Artificial intelligence can spot heart problems with similar precision to experts in a fraction of the time, according to a new study published in the journal Circulation: Cardiovascular Imaging.

The research, co-led by staff at St Bartholomew’s Hospital, found that artificial intelligence was 186 times faster than humans at reading cardiac MRI scans, potentially saving the equivalent of 54 clinician-days per year at each cardiac centre in the UK.

Cardiac MRI scans are used regularly by clinicians to assess the structure and function of the heart in detail.

The scan, which typically takes a human around 13 minutes to complete, informs a number of important treatment decisions, including the safe use of chemotherapy and the timing of cardiac surgery.

It is estimated that around 150,000 cardiac MRI scans take place in the UK each year.

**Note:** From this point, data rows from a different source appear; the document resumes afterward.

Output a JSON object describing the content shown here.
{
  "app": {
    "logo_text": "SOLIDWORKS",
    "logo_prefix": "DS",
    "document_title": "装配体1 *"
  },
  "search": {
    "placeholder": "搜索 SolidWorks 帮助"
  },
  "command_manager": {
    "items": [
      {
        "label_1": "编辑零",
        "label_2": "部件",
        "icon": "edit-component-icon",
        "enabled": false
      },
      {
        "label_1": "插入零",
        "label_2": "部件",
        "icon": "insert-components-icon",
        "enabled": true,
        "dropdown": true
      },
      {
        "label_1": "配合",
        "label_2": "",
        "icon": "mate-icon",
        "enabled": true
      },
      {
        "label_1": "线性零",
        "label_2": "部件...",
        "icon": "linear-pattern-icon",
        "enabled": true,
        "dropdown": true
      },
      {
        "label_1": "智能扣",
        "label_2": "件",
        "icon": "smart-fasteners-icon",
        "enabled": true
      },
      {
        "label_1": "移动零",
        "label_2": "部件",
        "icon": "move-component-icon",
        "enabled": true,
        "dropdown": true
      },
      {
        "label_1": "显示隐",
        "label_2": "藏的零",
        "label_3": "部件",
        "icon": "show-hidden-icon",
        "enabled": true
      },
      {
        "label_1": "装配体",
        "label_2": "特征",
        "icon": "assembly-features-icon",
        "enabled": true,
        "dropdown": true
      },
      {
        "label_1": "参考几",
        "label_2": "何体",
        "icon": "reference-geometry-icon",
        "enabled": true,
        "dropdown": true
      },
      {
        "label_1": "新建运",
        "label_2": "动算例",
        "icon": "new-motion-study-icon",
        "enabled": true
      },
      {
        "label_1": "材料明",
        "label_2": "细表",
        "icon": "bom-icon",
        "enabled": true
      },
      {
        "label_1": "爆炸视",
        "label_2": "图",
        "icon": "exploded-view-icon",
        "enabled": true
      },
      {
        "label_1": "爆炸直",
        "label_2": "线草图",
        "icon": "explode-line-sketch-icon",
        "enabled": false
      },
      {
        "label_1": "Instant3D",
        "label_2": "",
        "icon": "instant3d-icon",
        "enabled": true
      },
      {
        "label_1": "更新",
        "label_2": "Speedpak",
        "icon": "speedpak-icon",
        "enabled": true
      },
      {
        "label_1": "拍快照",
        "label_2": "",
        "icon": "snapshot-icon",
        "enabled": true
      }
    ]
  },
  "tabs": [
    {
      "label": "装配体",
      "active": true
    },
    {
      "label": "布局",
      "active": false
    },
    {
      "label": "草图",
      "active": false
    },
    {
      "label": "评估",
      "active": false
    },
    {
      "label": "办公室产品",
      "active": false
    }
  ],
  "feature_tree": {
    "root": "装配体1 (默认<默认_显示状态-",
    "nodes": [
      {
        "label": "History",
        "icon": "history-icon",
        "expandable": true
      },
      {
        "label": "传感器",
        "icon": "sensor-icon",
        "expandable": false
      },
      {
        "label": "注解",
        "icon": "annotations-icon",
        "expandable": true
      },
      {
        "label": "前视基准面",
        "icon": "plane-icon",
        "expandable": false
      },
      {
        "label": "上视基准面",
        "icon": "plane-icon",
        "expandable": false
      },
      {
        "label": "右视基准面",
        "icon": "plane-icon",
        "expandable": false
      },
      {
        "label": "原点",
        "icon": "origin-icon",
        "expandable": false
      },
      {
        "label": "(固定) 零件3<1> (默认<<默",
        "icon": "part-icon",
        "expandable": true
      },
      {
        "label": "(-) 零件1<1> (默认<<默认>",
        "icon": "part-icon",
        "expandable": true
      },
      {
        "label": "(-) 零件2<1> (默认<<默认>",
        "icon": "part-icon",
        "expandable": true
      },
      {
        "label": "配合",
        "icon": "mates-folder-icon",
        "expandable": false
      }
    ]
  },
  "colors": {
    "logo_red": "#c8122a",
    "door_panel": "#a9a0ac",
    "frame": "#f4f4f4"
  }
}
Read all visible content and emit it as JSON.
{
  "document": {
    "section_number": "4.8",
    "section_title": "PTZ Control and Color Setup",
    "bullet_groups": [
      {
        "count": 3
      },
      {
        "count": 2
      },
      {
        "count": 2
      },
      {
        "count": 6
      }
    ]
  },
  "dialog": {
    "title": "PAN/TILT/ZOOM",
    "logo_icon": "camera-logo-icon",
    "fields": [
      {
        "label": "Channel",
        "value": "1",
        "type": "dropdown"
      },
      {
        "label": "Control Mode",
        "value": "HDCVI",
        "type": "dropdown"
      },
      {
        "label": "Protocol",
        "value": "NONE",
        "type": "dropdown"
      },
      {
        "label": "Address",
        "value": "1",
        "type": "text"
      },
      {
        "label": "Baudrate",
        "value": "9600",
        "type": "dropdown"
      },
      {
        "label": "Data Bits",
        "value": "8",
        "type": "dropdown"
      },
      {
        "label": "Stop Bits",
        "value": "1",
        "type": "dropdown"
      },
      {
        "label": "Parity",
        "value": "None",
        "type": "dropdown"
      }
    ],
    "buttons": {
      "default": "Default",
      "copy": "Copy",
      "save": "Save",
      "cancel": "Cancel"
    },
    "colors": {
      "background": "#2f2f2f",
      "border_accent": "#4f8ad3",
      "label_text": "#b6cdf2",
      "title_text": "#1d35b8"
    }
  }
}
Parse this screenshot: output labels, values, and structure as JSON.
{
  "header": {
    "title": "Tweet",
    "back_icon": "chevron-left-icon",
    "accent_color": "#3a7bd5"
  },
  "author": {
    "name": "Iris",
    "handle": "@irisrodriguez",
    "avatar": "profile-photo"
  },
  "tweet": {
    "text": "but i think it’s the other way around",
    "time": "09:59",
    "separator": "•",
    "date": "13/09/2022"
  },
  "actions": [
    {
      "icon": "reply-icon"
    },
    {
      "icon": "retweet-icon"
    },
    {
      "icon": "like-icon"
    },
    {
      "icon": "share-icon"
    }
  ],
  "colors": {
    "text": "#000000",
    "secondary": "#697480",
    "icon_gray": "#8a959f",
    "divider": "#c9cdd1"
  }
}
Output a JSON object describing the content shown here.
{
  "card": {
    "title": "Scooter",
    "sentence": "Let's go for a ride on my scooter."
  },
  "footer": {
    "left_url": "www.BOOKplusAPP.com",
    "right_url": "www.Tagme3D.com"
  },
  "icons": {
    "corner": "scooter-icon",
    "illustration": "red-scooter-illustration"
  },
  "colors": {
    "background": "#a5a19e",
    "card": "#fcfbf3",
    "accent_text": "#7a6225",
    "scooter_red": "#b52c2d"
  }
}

Researchers trained a neural network to read the cardiac MRI scans of almost 600 patients, which was then tested for precision on data from 110 separate patients with a range of diseases from different UK sites.

They found that there was no significant difference between the fully automated machine learning approach and human experts.

The research was supported in part by a grant from Barts Charity.

Dr Charlotte Manisty, consultant cardiologist and senior author of the study, said: “Cardiovascular MRI offers unparalleled image quality for assessing cardiac structure and function, however current manual analysis remains crude.

“Automated machine learning techniques offer the potential to change this and radically improve efficiency, although demonstrating superiority over human observers has yet to be shown.”

She added: “Our dataset of patients with a range of cardiac diseases scanned twice enabled us to demonstrate that the greatest sources of measurement error arise from human factors, and that automated techniques are at least as good as humans, with the potential soon to be ‘super-human’ - transforming clinical and research measurement precision.”